For what it's worth, I think this meshes well with the GD-MCB hypothesis, but I won't drone on about that here. If anyone is curious, the papers on it are posted on Cort's site.

Best regards,

Rich
 

Mark

Senior Member
Messages
5,238
Location
Sofa, UK
Necessary but not sufficient: absolutely, that's a succinct expression of what we can conclude.

One of my favourite guesses as to why XMRV causes CFS/ME in some people and not in others is that the detailed symptomology depends on which specific cells the XMRV happens to infect. Thus it might just give the 3.4% healthy guys an allergy to something like celery which they don't eat anyway...or it might give you autism, or it might give you prostate cancer, or it might give you CFS/ME...

The other theory I like is that the XMRV can only get really busy when there's some other factor to help it grow out of control, most typically extreme stress or severe infection, just because that fits our experience quite well and even brings the 'psychological' factors into play. Maybe the 3.4% healthy people just never had that big a level of stress/cortisol yet.
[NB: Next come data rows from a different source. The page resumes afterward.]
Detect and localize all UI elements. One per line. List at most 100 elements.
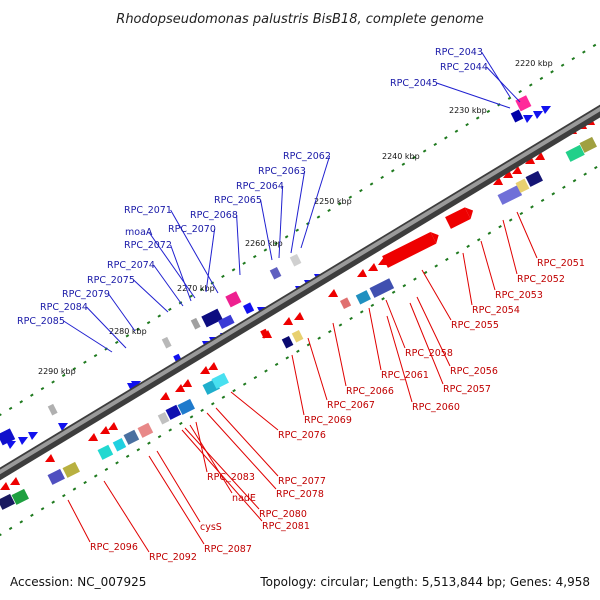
scale-dot	[380, 175, 384, 180]
scale-dot	[83, 360, 87, 364]
leader-line	[502, 219, 518, 275]
scale-dot	[540, 198, 545, 203]
scale-dot	[221, 274, 225, 279]
gene-label: RPC_2053	[495, 290, 543, 301]
gene-label: RPC_2077	[278, 476, 326, 487]
leader-line	[86, 306, 127, 349]
scale-dot	[40, 507, 45, 511]
backbone-highlight	[0, 106, 600, 475]
gene-arrow	[493, 176, 504, 185]
reverse-gene-labels: RPC_2051 RPC_2052 RPC_2053 RPC_2054 RPC_2055…	[67, 211, 585, 563]
scale-dot	[200, 408, 204, 412]
scale-dot	[189, 415, 194, 419]
feature-box	[112, 438, 127, 452]
gene-label: RPC_2065	[214, 195, 262, 206]
leader-line	[156, 450, 201, 523]
scale-dot	[401, 162, 406, 166]
gene-arrow	[378, 256, 389, 265]
gene-label: RPC_2045	[390, 78, 438, 89]
leader-line	[486, 66, 521, 103]
scale-dot	[349, 316, 353, 321]
scale-dot	[508, 218, 513, 222]
gene-arrow	[283, 316, 294, 325]
scale-dot	[19, 520, 24, 524]
scale-dot	[475, 116, 480, 120]
leader-line	[108, 293, 136, 332]
scale-dot	[550, 70, 554, 74]
scale-dot	[157, 434, 162, 439]
feature-box	[157, 411, 170, 425]
gene-label: RPC_2057	[443, 384, 491, 395]
scale-dot	[104, 467, 109, 472]
gene-label: RPC_2064	[236, 181, 284, 192]
scale-tick-label: 2290 kbp	[38, 367, 76, 376]
scale-dot	[391, 290, 396, 294]
feature-box	[190, 317, 201, 330]
gene-label: RPC_2071	[124, 205, 172, 216]
leader-line	[148, 455, 205, 545]
scale-dot	[168, 428, 173, 432]
gene-arrow	[88, 432, 99, 441]
scale-dot	[486, 109, 491, 114]
leader-line	[236, 214, 241, 276]
gene-arrow	[328, 288, 339, 297]
scale-dot	[413, 277, 417, 281]
gene-arrow	[5, 440, 17, 450]
scale-dot	[539, 76, 544, 81]
leader-line	[205, 228, 216, 293]
gene-label: RPC_2066	[346, 386, 394, 397]
gene-label: RPC_2058	[405, 348, 453, 359]
scale-dot	[51, 500, 55, 504]
gene-label: RPC_2070	[168, 224, 216, 235]
scale-dot	[264, 369, 268, 373]
scale-dot	[253, 375, 258, 380]
scale-dot	[594, 165, 598, 170]
scale-tick-labels: 2220 kbp 2230 kbp 2240 kbp 2250 kbp 2260 kbp…	[38, 59, 553, 376]
gene-label: RPC_2054	[472, 305, 520, 316]
feature-box	[161, 336, 172, 349]
scale-dot	[572, 179, 577, 183]
leader-line	[67, 499, 91, 543]
scale-dot	[189, 294, 193, 298]
scale-dot	[274, 241, 278, 246]
scale-dot	[93, 353, 98, 358]
scale-dot	[466, 244, 470, 248]
scale-dot	[242, 382, 247, 386]
scale-dot	[551, 192, 556, 196]
gene-arrow	[130, 380, 142, 390]
gene-label: RPC_2060	[412, 402, 460, 413]
gene-label: RPC_2074	[107, 260, 155, 271]
gene-label: RPC_2055	[451, 320, 499, 331]
scale-dot	[147, 441, 151, 445]
leader-line	[184, 427, 260, 510]
gene-label: RPC_2078	[276, 489, 324, 500]
scale-dot	[338, 323, 343, 327]
leader-line	[300, 155, 331, 249]
feature-box	[47, 403, 58, 416]
scale-dot	[285, 356, 290, 360]
scale-dot	[114, 340, 119, 345]
scale-dot	[221, 395, 226, 399]
reverse-strand-features	[0, 107, 600, 510]
gene-label: RPC_2061	[381, 370, 429, 381]
scale-tick-label: 2220 kbp	[515, 59, 553, 68]
feature-box	[137, 422, 154, 438]
scale-dot	[337, 202, 342, 206]
leader-line	[133, 279, 169, 313]
scale-dot	[370, 303, 375, 307]
leader-line	[230, 391, 279, 431]
scale-dot	[465, 122, 469, 127]
gene-arrow	[57, 422, 69, 432]
leader-line	[516, 211, 538, 259]
scale-dot	[242, 261, 246, 265]
gene-label: RPC_2087	[204, 544, 252, 555]
gene-arrow	[200, 365, 211, 374]
feature-box	[579, 136, 597, 153]
scale-tick-label: 2240 kbp	[382, 152, 420, 161]
scale-dot	[583, 172, 587, 176]
feature-box	[565, 144, 585, 162]
gene-label: RPC_2081	[262, 521, 310, 532]
scale-dot	[40, 386, 45, 391]
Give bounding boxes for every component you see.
Holmsey, your earlier points about Pall, Gupta etc were excellent. The XMRV research doesn't throw all those other people's work out of the window at all, it just casts it in a new light and many of them will now have crucial contributions to the way things unfold. I think of XMRV as being the first real piece of the puzzle we can put definitively in place, and ALL the other evidence can now be fitted in around that. That's why the speculation is so exciting because we've suddenly got a vast quantity of clues we can piece together. At the same time, we may also start to find out which of the alt-health practitioners have been taking our money for nothing...

And I'm delighted you guys made up anyway while I was writing my earlier post! Guess I should have just left you to get on with it!

With that in mind I'll log out right now and take that well-deserved rest; catch you later folks.